Le militant écologiste Didier Yimkoua partage à peu près cette lecture : « cette activité, dit-il, répond aux objectifs de l’économie circulaire : extraire-produire-consommer-recycler. Avec la croissance démographique galopante, les ressources naturelles s’amenuisent ; évidemment, celles qui servent d’intrants dans les composants électroniques aussi ».

En conséquence, « la récupération s’avère une solution efficace et durable de préservation et de conservation de ces ressources naturelles pour l’intérêt des générations futures », renchérit ce dernier.

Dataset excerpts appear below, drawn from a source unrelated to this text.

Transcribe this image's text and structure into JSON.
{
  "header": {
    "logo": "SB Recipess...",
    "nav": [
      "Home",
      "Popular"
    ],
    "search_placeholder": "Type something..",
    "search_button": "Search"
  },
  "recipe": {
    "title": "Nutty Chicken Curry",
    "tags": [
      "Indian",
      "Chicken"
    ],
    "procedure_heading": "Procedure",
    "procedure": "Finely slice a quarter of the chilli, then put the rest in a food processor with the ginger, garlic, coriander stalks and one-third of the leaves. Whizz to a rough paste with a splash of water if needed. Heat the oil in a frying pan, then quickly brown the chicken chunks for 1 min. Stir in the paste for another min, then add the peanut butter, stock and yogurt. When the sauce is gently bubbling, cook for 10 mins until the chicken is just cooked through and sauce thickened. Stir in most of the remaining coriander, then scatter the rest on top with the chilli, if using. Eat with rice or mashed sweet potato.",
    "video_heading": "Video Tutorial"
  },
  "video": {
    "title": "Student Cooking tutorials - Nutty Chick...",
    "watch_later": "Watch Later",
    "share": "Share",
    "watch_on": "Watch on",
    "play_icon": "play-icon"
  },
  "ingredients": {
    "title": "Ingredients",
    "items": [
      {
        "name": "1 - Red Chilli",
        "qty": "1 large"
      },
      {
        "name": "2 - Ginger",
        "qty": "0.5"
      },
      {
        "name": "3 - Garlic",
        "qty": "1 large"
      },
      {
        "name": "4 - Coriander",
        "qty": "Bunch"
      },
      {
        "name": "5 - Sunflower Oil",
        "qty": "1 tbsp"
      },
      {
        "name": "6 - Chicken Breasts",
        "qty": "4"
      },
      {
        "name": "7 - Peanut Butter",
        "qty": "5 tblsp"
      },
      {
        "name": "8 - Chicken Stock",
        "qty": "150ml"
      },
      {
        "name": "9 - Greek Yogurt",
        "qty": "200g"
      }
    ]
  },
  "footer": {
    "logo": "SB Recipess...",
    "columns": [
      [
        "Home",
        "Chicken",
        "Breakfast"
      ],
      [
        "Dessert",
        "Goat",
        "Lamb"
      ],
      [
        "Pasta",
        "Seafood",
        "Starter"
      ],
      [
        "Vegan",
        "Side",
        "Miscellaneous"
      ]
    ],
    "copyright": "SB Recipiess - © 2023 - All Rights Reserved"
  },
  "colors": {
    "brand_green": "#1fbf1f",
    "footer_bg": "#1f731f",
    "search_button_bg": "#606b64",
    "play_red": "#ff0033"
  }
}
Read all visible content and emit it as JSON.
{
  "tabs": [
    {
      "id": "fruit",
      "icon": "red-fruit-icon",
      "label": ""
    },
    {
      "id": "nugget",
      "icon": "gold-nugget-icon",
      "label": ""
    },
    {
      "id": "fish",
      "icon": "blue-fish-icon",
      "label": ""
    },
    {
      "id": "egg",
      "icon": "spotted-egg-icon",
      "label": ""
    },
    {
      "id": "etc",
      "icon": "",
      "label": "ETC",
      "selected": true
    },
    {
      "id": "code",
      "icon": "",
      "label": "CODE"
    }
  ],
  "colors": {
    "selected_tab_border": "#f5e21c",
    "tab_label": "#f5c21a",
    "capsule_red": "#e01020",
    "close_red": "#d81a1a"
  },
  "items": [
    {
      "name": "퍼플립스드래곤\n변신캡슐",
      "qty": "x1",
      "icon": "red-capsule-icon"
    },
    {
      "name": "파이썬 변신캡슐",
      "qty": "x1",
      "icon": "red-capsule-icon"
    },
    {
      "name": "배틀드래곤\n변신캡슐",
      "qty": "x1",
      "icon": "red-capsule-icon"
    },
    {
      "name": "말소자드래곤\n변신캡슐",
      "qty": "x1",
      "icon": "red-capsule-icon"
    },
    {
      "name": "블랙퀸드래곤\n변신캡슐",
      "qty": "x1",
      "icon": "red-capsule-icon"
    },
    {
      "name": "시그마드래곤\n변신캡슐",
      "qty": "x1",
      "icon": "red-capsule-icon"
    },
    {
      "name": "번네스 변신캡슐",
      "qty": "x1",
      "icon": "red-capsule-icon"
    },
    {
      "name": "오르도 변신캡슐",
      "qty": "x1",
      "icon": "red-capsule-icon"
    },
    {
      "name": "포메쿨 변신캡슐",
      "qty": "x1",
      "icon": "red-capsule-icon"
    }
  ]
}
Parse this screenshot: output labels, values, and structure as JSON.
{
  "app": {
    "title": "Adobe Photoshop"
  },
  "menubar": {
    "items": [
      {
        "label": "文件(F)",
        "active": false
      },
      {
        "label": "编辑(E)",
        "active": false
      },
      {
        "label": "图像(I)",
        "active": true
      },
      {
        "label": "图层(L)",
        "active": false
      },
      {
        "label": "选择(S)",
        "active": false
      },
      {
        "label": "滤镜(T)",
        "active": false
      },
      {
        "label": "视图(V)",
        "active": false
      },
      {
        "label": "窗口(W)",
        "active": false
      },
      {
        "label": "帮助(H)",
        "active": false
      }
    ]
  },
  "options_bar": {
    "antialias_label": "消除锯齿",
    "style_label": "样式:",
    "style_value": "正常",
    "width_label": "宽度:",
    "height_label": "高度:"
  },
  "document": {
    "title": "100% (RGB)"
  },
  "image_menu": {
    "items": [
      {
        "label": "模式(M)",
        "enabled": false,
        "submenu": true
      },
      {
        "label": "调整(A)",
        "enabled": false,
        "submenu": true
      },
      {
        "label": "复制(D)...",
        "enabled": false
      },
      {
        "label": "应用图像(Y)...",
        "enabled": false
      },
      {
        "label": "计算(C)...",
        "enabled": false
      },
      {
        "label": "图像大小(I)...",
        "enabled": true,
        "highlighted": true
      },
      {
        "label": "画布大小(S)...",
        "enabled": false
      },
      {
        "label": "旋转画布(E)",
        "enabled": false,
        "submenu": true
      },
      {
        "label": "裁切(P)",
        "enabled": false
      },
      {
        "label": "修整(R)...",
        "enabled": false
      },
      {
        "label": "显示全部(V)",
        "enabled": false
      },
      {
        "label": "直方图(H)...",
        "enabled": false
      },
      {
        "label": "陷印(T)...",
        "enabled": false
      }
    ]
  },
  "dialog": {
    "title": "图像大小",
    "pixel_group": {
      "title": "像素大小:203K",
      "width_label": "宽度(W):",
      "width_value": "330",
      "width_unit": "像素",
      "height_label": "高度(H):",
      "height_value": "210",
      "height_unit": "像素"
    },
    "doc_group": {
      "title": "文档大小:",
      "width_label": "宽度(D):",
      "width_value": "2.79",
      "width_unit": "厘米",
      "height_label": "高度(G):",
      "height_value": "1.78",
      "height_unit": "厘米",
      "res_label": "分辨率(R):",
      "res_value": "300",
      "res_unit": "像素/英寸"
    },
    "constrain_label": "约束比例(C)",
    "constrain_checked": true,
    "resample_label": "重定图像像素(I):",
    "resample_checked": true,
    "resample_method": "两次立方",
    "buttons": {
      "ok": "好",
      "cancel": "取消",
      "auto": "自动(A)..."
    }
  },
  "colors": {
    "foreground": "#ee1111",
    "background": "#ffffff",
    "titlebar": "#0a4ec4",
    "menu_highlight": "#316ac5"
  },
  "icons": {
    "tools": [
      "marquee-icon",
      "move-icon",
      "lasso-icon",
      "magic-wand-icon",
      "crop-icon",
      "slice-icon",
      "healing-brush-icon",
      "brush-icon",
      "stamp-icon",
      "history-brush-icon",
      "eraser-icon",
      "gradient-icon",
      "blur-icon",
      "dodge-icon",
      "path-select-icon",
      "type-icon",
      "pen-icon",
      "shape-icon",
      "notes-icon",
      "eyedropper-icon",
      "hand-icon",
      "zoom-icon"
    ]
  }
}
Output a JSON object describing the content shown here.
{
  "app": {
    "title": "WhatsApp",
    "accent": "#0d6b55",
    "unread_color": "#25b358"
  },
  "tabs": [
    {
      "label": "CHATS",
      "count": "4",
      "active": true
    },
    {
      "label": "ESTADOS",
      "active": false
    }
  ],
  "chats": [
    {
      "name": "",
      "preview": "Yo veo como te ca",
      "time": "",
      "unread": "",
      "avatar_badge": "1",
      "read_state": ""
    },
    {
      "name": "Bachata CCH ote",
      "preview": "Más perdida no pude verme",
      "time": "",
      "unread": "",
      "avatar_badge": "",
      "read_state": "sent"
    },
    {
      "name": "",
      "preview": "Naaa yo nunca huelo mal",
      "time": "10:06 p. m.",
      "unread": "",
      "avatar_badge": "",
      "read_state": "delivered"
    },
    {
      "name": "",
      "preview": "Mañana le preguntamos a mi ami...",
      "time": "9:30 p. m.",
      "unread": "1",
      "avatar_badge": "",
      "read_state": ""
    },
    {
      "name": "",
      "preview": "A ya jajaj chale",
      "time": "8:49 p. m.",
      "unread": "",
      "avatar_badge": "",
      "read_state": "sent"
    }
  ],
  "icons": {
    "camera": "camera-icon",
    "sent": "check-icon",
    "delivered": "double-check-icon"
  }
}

Pour autant, Sidi Baré et Didier Yimkoua, spécialistes des questions environnementales, invitent à l’unisson les promoteurs du projet à s’assurer que l’activité respecte les normes de sécurité et de sûreté en vigueur.

Notamment en obtenant un permis environnemental et une conformité environnementale. A travers la réalisation d’une étude d’impact environnemental ou d’une notice d’impact environnemental selon le niveau d’impact que cette activité peut avoir sur l’environnement.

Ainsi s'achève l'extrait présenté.